I think the impact of Iran’s Green Revolution remains central to these new protests and this new defense of human dignity in the Middle East. I know the dangers. But if something doesn’t glow in your heart to see such courage in the face of such cruelty, then you have a stronger strain of realism than I can sometimes muster.

(Photo: US Secretary of State Hillary Clinton leaves after making a statement to the press on US sanctions on Syrian oil, at the State Department in Washington, DC, on August 18, 2011. Clinton said Thursday that US sanctions on Syrian oil ‘strike at the heart of the Syrian regime’ of President Bashar al-Assad, backing Washington’s demand he step down. Meanwhile, US President Barack Obama demanded Thursday that Syrian President Bashar al-Assad ‘step aside’ and imposed tough sanctions on Damascus including an asset freeze and ban on US investments in Syria.  By Jewel Samad/AFP/Getty Images.)

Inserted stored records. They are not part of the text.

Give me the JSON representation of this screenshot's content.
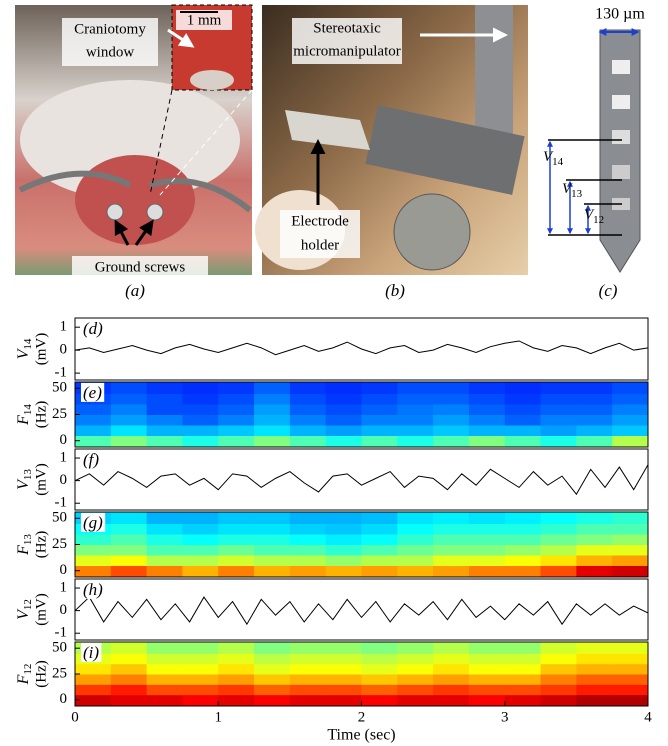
{
  "figure": {
    "panels": [
      {
        "caption": "(a)",
        "texts": [
          "Craniotomy",
          "window",
          "1 mm",
          "Ground screws"
        ]
      },
      {
        "caption": "(b)",
        "texts": [
          "Stereotaxic",
          "micromanipulator",
          "Electrode",
          "holder"
        ]
      },
      {
        "caption": "(c)",
        "scale": "130 µm",
        "channels": [
          {
            "symbol": "V",
            "subscript": "14"
          },
          {
            "symbol": "V",
            "subscript": "13"
          },
          {
            "symbol": "V",
            "subscript": "12"
          }
        ]
      }
    ]
  },
  "chart_data": [
    {
      "type": "line",
      "panel_label": "(d)",
      "ylabel": {
        "symbol": "V",
        "subscript": "14",
        "unit": "(mV)"
      },
      "color": "#000000",
      "x": [
        0,
        0.1,
        0.2,
        0.3,
        0.4,
        0.5,
        0.6,
        0.7,
        0.8,
        0.9,
        1,
        1.1,
        1.2,
        1.3,
        1.4,
        1.5,
        1.6,
        1.7,
        1.8,
        1.9,
        2,
        2.1,
        2.2,
        2.3,
        2.4,
        2.5,
        2.6,
        2.7,
        2.8,
        2.9,
        3,
        3.1,
        3.2,
        3.3,
        3.4,
        3.5,
        3.6,
        3.7,
        3.8,
        3.9,
        4
      ],
      "values": [
        0,
        0.1,
        -0.1,
        0.05,
        0.2,
        0,
        -0.15,
        0.1,
        0.25,
        0.05,
        -0.1,
        0.1,
        0.3,
        0.1,
        -0.2,
        0,
        0.2,
        -0.05,
        0.1,
        0.35,
        0.05,
        -0.15,
        0.1,
        0.2,
        -0.1,
        0,
        0.25,
        0.1,
        -0.1,
        0.15,
        0.3,
        0.4,
        0.1,
        -0.05,
        0.2,
        0.1,
        -0.15,
        0.1,
        0.3,
        0,
        0.1
      ],
      "xlim": [
        0,
        4
      ],
      "ylim": [
        -1.3,
        1.4
      ],
      "yticks": [
        1,
        0,
        -1
      ]
    },
    {
      "type": "heatmap",
      "panel_label": "(e)",
      "ylabel": {
        "symbol": "F",
        "subscript": "14",
        "unit": "(Hz)"
      },
      "colormap": "jet",
      "clim": [
        0,
        1
      ],
      "x_edges": [
        0,
        0.25,
        0.5,
        0.75,
        1,
        1.25,
        1.5,
        1.75,
        2,
        2.25,
        2.5,
        2.75,
        3,
        3.25,
        3.5,
        3.75,
        4
      ],
      "y_edges": [
        -6,
        5,
        15,
        25,
        35,
        45,
        56
      ],
      "z": [
        [
          0.45,
          0.5,
          0.45,
          0.4,
          0.45,
          0.5,
          0.45,
          0.4,
          0.45,
          0.4,
          0.45,
          0.5,
          0.45,
          0.4,
          0.45,
          0.55
        ],
        [
          0.3,
          0.35,
          0.3,
          0.3,
          0.32,
          0.35,
          0.3,
          0.28,
          0.3,
          0.3,
          0.32,
          0.3,
          0.3,
          0.28,
          0.3,
          0.32
        ],
        [
          0.25,
          0.28,
          0.25,
          0.22,
          0.25,
          0.3,
          0.25,
          0.22,
          0.25,
          0.25,
          0.28,
          0.25,
          0.22,
          0.25,
          0.25,
          0.28
        ],
        [
          0.22,
          0.25,
          0.2,
          0.2,
          0.22,
          0.28,
          0.22,
          0.2,
          0.22,
          0.24,
          0.25,
          0.22,
          0.2,
          0.22,
          0.22,
          0.25
        ],
        [
          0.2,
          0.22,
          0.2,
          0.18,
          0.2,
          0.25,
          0.2,
          0.18,
          0.2,
          0.22,
          0.22,
          0.2,
          0.18,
          0.2,
          0.2,
          0.22
        ],
        [
          0.18,
          0.2,
          0.18,
          0.17,
          0.18,
          0.22,
          0.18,
          0.17,
          0.18,
          0.2,
          0.2,
          0.18,
          0.17,
          0.18,
          0.18,
          0.2
        ]
      ],
      "xlim": [
        0,
        4
      ],
      "ylim": [
        -6,
        56
      ],
      "yticks": [
        50,
        25,
        0
      ]
    },
    {
      "type": "line",
      "panel_label": "(f)",
      "ylabel": {
        "symbol": "V",
        "subscript": "13",
        "unit": "(mV)"
      },
      "color": "#000000",
      "x": [
        0,
        0.1,
        0.2,
        0.3,
        0.4,
        0.5,
        0.6,
        0.7,
        0.8,
        0.9,
        1,
        1.1,
        1.2,
        1.3,
        1.4,
        1.5,
        1.6,
        1.7,
        1.8,
        1.9,
        2,
        2.1,
        2.2,
        2.3,
        2.4,
        2.5,
        2.6,
        2.7,
        2.8,
        2.9,
        3,
        3.1,
        3.2,
        3.3,
        3.4,
        3.5,
        3.6,
        3.7,
        3.8,
        3.9,
        4
      ],
      "values": [
        0,
        0.3,
        -0.2,
        0.4,
        0.1,
        -0.3,
        0.2,
        0.3,
        -0.2,
        0.1,
        -0.4,
        0.3,
        0.2,
        -0.3,
        0.1,
        0.4,
        -0.1,
        -0.5,
        0.2,
        0.3,
        -0.2,
        0.1,
        0.4,
        -0.3,
        0.2,
        0.1,
        -0.4,
        0.3,
        -0.2,
        0.5,
        0.1,
        -0.3,
        0.4,
        -0.2,
        0.2,
        -0.6,
        0.5,
        -0.3,
        0.6,
        -0.4,
        0.7
      ],
      "xlim": [
        0,
        4
      ],
      "ylim": [
        -1.3,
        1.4
      ],
      "yticks": [
        1,
        0,
        -1
      ]
    },
    {
      "type": "heatmap",
      "panel_label": "(g)",
      "ylabel": {
        "symbol": "F",
        "subscript": "13",
        "unit": "(Hz)"
      },
      "colormap": "jet",
      "clim": [
        0,
        1
      ],
      "x_edges": [
        0,
        0.25,
        0.5,
        0.75,
        1,
        1.25,
        1.5,
        1.75,
        2,
        2.25,
        2.5,
        2.75,
        3,
        3.25,
        3.5,
        3.75,
        4
      ],
      "y_edges": [
        -6,
        5,
        15,
        25,
        35,
        45,
        56
      ],
      "z": [
        [
          0.75,
          0.8,
          0.75,
          0.7,
          0.75,
          0.7,
          0.72,
          0.7,
          0.72,
          0.7,
          0.72,
          0.75,
          0.75,
          0.8,
          0.9,
          0.92
        ],
        [
          0.6,
          0.62,
          0.55,
          0.55,
          0.58,
          0.55,
          0.55,
          0.52,
          0.55,
          0.55,
          0.6,
          0.6,
          0.62,
          0.65,
          0.7,
          0.72
        ],
        [
          0.5,
          0.5,
          0.45,
          0.45,
          0.48,
          0.45,
          0.45,
          0.42,
          0.45,
          0.48,
          0.5,
          0.5,
          0.52,
          0.55,
          0.6,
          0.6
        ],
        [
          0.42,
          0.45,
          0.4,
          0.38,
          0.4,
          0.4,
          0.38,
          0.36,
          0.38,
          0.42,
          0.45,
          0.45,
          0.45,
          0.48,
          0.5,
          0.52
        ],
        [
          0.38,
          0.4,
          0.35,
          0.33,
          0.35,
          0.35,
          0.33,
          0.32,
          0.34,
          0.38,
          0.4,
          0.4,
          0.4,
          0.42,
          0.45,
          0.45
        ],
        [
          0.33,
          0.35,
          0.3,
          0.3,
          0.32,
          0.32,
          0.3,
          0.3,
          0.31,
          0.35,
          0.36,
          0.35,
          0.36,
          0.38,
          0.4,
          0.42
        ]
      ],
      "xlim": [
        0,
        4
      ],
      "ylim": [
        -6,
        56
      ],
      "yticks": [
        50,
        25,
        0
      ]
    },
    {
      "type": "line",
      "panel_label": "(h)",
      "ylabel": {
        "symbol": "V",
        "subscript": "12",
        "unit": "(mV)"
      },
      "color": "#000000",
      "x": [
        0,
        0.1,
        0.2,
        0.3,
        0.4,
        0.5,
        0.6,
        0.7,
        0.8,
        0.9,
        1,
        1.1,
        1.2,
        1.3,
        1.4,
        1.5,
        1.6,
        1.7,
        1.8,
        1.9,
        2,
        2.1,
        2.2,
        2.3,
        2.4,
        2.5,
        2.6,
        2.7,
        2.8,
        2.9,
        3,
        3.1,
        3.2,
        3.3,
        3.4,
        3.5,
        3.6,
        3.7,
        3.8,
        3.9,
        4
      ],
      "values": [
        0,
        0.6,
        -0.5,
        0.4,
        -0.3,
        0.5,
        -0.4,
        0.3,
        -0.5,
        0.6,
        -0.3,
        0.4,
        -0.6,
        0.5,
        -0.2,
        0.4,
        -0.5,
        0.3,
        -0.4,
        0.5,
        -0.3,
        0.4,
        -0.5,
        0.3,
        -0.2,
        0.4,
        -0.4,
        0.5,
        -0.3,
        0.2,
        -0.4,
        0.3,
        -0.2,
        0.4,
        -0.6,
        0.3,
        -0.2,
        0.3,
        -0.2,
        0.2,
        -0.1
      ],
      "xlim": [
        0,
        4
      ],
      "ylim": [
        -1.3,
        1.4
      ],
      "yticks": [
        1,
        0,
        -1
      ]
    },
    {
      "type": "heatmap",
      "panel_label": "(i)",
      "ylabel": {
        "symbol": "F",
        "subscript": "12",
        "unit": "(Hz)"
      },
      "colormap": "jet",
      "clim": [
        0,
        1
      ],
      "x_edges": [
        0,
        0.25,
        0.5,
        0.75,
        1,
        1.25,
        1.5,
        1.75,
        2,
        2.25,
        2.5,
        2.75,
        3,
        3.25,
        3.5,
        3.75,
        4
      ],
      "y_edges": [
        -6,
        5,
        15,
        25,
        35,
        45,
        56
      ],
      "z": [
        [
          0.92,
          0.9,
          0.9,
          0.88,
          0.9,
          0.88,
          0.9,
          0.9,
          0.88,
          0.9,
          0.9,
          0.88,
          0.9,
          0.92,
          0.95,
          0.95
        ],
        [
          0.82,
          0.85,
          0.8,
          0.8,
          0.82,
          0.78,
          0.8,
          0.8,
          0.78,
          0.8,
          0.82,
          0.8,
          0.8,
          0.82,
          0.85,
          0.85
        ],
        [
          0.72,
          0.75,
          0.7,
          0.7,
          0.72,
          0.68,
          0.7,
          0.7,
          0.68,
          0.7,
          0.72,
          0.7,
          0.7,
          0.75,
          0.78,
          0.78
        ],
        [
          0.65,
          0.68,
          0.62,
          0.62,
          0.65,
          0.6,
          0.62,
          0.62,
          0.6,
          0.62,
          0.65,
          0.62,
          0.62,
          0.68,
          0.7,
          0.7
        ],
        [
          0.6,
          0.62,
          0.58,
          0.58,
          0.6,
          0.56,
          0.58,
          0.58,
          0.56,
          0.58,
          0.6,
          0.58,
          0.58,
          0.62,
          0.65,
          0.65
        ],
        [
          0.55,
          0.58,
          0.52,
          0.52,
          0.55,
          0.5,
          0.52,
          0.52,
          0.5,
          0.52,
          0.55,
          0.52,
          0.52,
          0.58,
          0.6,
          0.6
        ]
      ],
      "xlim": [
        0,
        4
      ],
      "ylim": [
        -6,
        56
      ],
      "yticks": [
        50,
        25,
        0
      ],
      "xticks": [
        0,
        1,
        2,
        3,
        4
      ],
      "xlabel": "Time (sec)"
    }
  ]
}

On Libertarianism And Atheism

Penn Jillette, responding to Piers Morgan's on-air badgering, thinks the two positions are connected in their Socratic acknowledgement of human ignorance:

What makes me libertarian is what makes me an atheist — I don't know. If I don't know, I don't believe. I don't know exactly how we got here, and I don't think anyone else does, either. We have some of the pieces of the puzzle and we'll get more, but I'm not going to use faith to fill in the gaps. I'm not going to believe things that TV hosts state without proof. I'll wait for real evidence and then I'll believe.

And I don't think anyone really knows how to help everyone. I don't even know what's best for me. Take my uncertainty about what's best for me and multiply that by every combination of the over 300 million people in the United States and I have no idea what the government should do.

But wouldn't that lead to mere agnosticism? Or the conservatism of doubt?

Indicting Hezbollah – At Last

The U.N.'s Special Tribunal For Lebanon issued warrants for four Hezbollah members yesterday for the assasination of former Prime Minister Rafik Hariri. Even though Hezbollah will almost assuredly block the arrests, David Crane and Carla Del Ponte are psyched by the Tribunal's efforts:

Although Lebanon is no stranger to extreme violence, Hariri’s assassination rekindled the tension between Lebanon’s various factions that had been seething just under the surface. Lebanon sought to recover by turning a corner from political violence to the rule of law. It established a tribunal based in Lebanese law, with judges from Lebanon and other countries, that operates with a U.N. mandate. Knowing how perilous this project would be, the government signed on to an internationally sanctioned court that could transcend taint or accusations of sectarian partiality.

As the tribunal’s president, the noted Italian jurist Antonio Cassese, pointed out in a column last month, Lebanon’s government has aimed “to uphold and to practice the principle of judicial accountability for those who grossly deviated from the rules of human decency” and “to entrench the notion that democracy cannot survive without the rule of law, justice and respect for fundamental human rights.”

Elias Muhanna, by contrast, is underwhelmed. Frum tries to draw some lessons from the affair.